Primarily it’s the potential for misinterpretation and misuse of the imaging techniques. Misunderstanding the capabilities and limitations of advanced neuroimaging techniques could potentially lead to several unintended consequences including misdiagnosis, selection of ineffective treatment approaches for individual patients, and, ultimately, to inappropriate allocation of resources. Along these lines, the use of diffusion tensor imaging (DTI) in evaluating medicolegal claims related to head trauma remains highly controversial. The need to further refine and standardize these techniques prior to endorsing widespread use has been recognized by the neuroimaging community. Future research should also focus on determining the benefits and drawbacks of applying these techniques in routine assessment of individual patients.
Why is overdiagnosis of mTBI problematic?
First, there is evidence that assignment of the diagnosis itself is, in some cases, associated with negative consequences secondary to poor expectations that tend to accompany the label of "brain damage." Additionally, because symptoms developing after head trauma may overlap with those of various psychiatric conditions, there is concern that overdiagnosis of mTBI could result in unwarranted attribution of posttraumatic symptoms to mTBI, leading to a failure to appropriately seek out and treat psychiatric conditions which actually represent the primary problem, or are co-existent with mTBI. In regard to sports-related mTBI, modern professional and even collegiate athletes increasingly face a difficult decision of whether to continue participating in athletic activities after sustaining one or more concussions. Overdiagnosis of brain injury in this context could lead athletes to base these important decisions on inaccurate risk estimation, potentially resulting in unnecessary forfeit of their career and/or passion.
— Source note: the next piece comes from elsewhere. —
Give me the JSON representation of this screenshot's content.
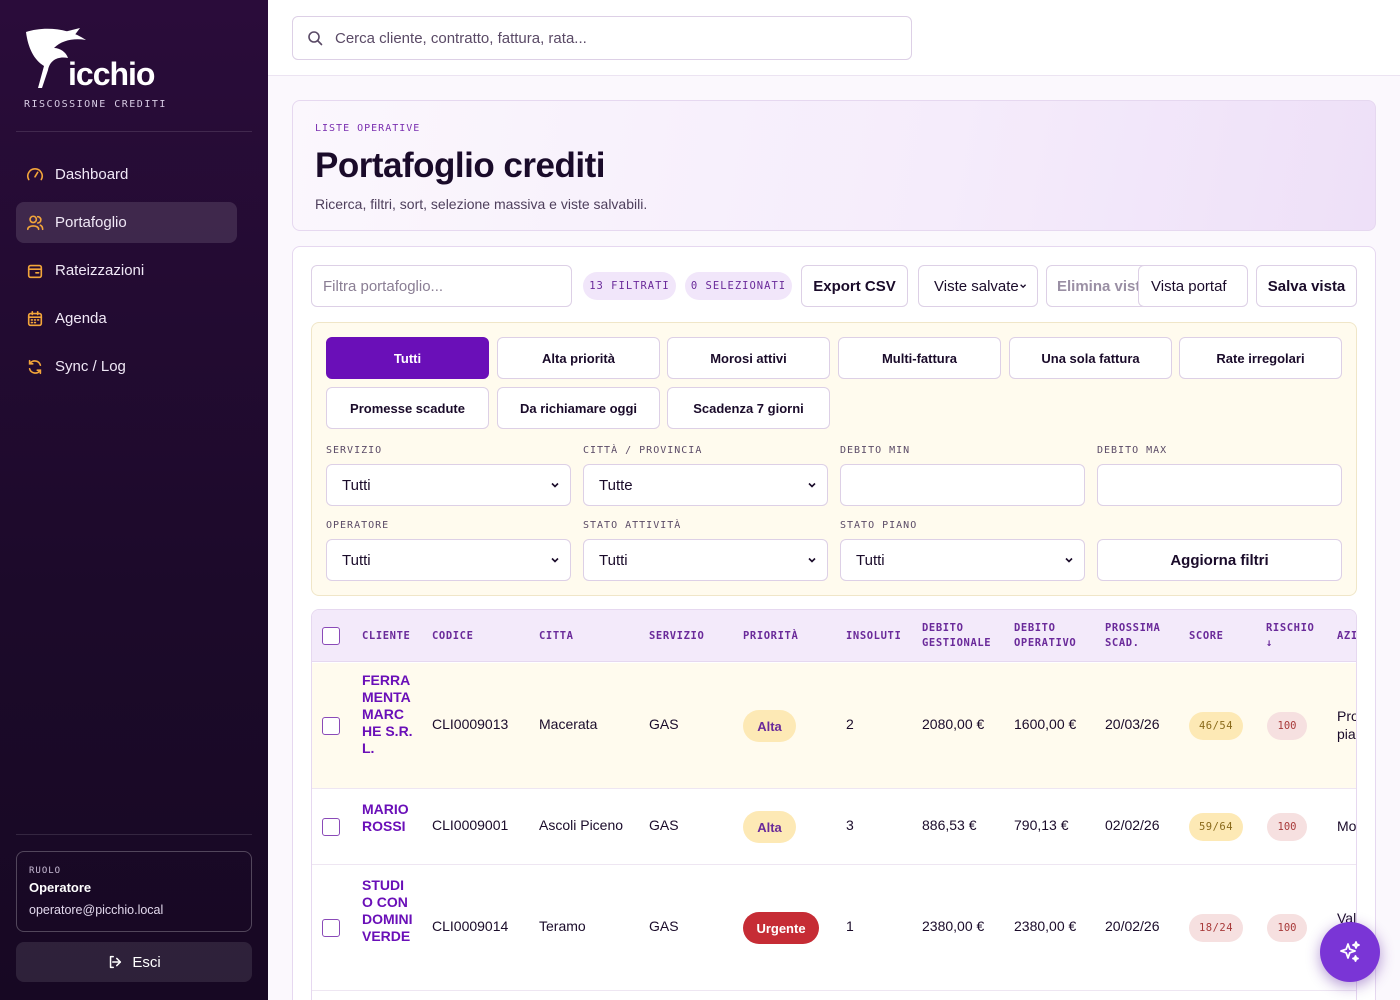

How does labeling someone with m-TBI change their management or life?
This is a very important question, and the answer may vary significantly among individuals affected by mTBI. Research in combat-related mTBI has suggested that labeling individuals with mTBI can be problematic and, in some cases, stigmatizing. On the other hand, it is conceivable that some patients may find relief in learning the cause of their symptoms. This would be particularly true if the diagnosis of mTBI can be made confidently, and lends itself to appropriate and effective therapy. An important area for future research is to determine whether specific patterns of neuroimaging abnormalities can predict response to different therapeutic strategies, ultimately informing us which therapy is most likely to be effective for an individual patient.
You mentioned that thresholds for defining mTBI must be judiciously assigned. Please explain.
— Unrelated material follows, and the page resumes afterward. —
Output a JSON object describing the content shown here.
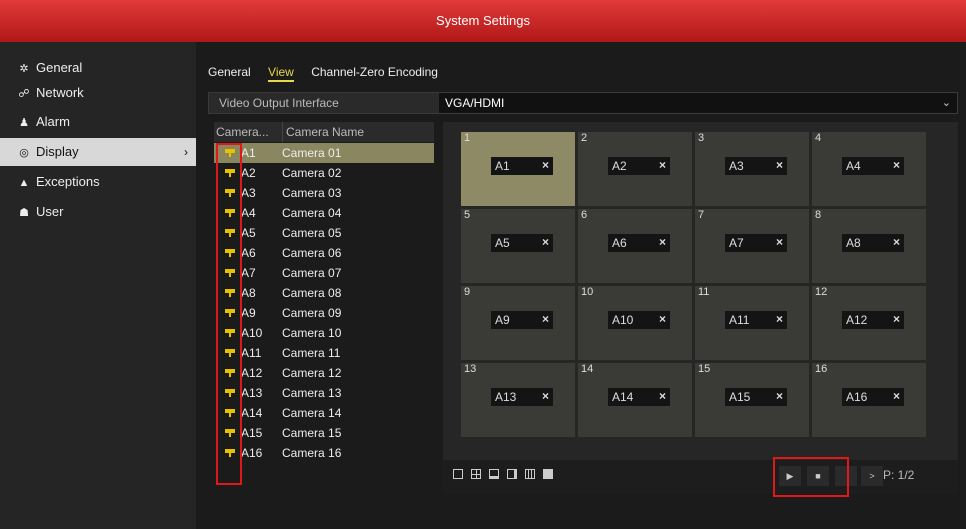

The threshold problem is not unique to mTBI. In general, selection of a low diagnostic threshold in hopes of ensuring that a diagnosis is never missed is accompanied by a greater risk that individuals who do not have the disease will incorrectly be given the diagnosis, and also that the diagnosis will be made in individuals for whom the disease is actually of no consequence. On the other hand, selection of a high diagnostic threshold in hopes of ensuring only those that receive a diagnosis are those who actually have the disease is accompanied by a higher risk that the diagnosis will be missed in a number of individuals. Therefore, it is important that the specific consequences of each approach are carefully considered with respect to the disease in question. Though it may be tempting to use a low threshold in diagnosing mTBI as the cause of posttraumatic symptoms, the potential unintended negative consequences of this approach must be considered and weighed against alternatives.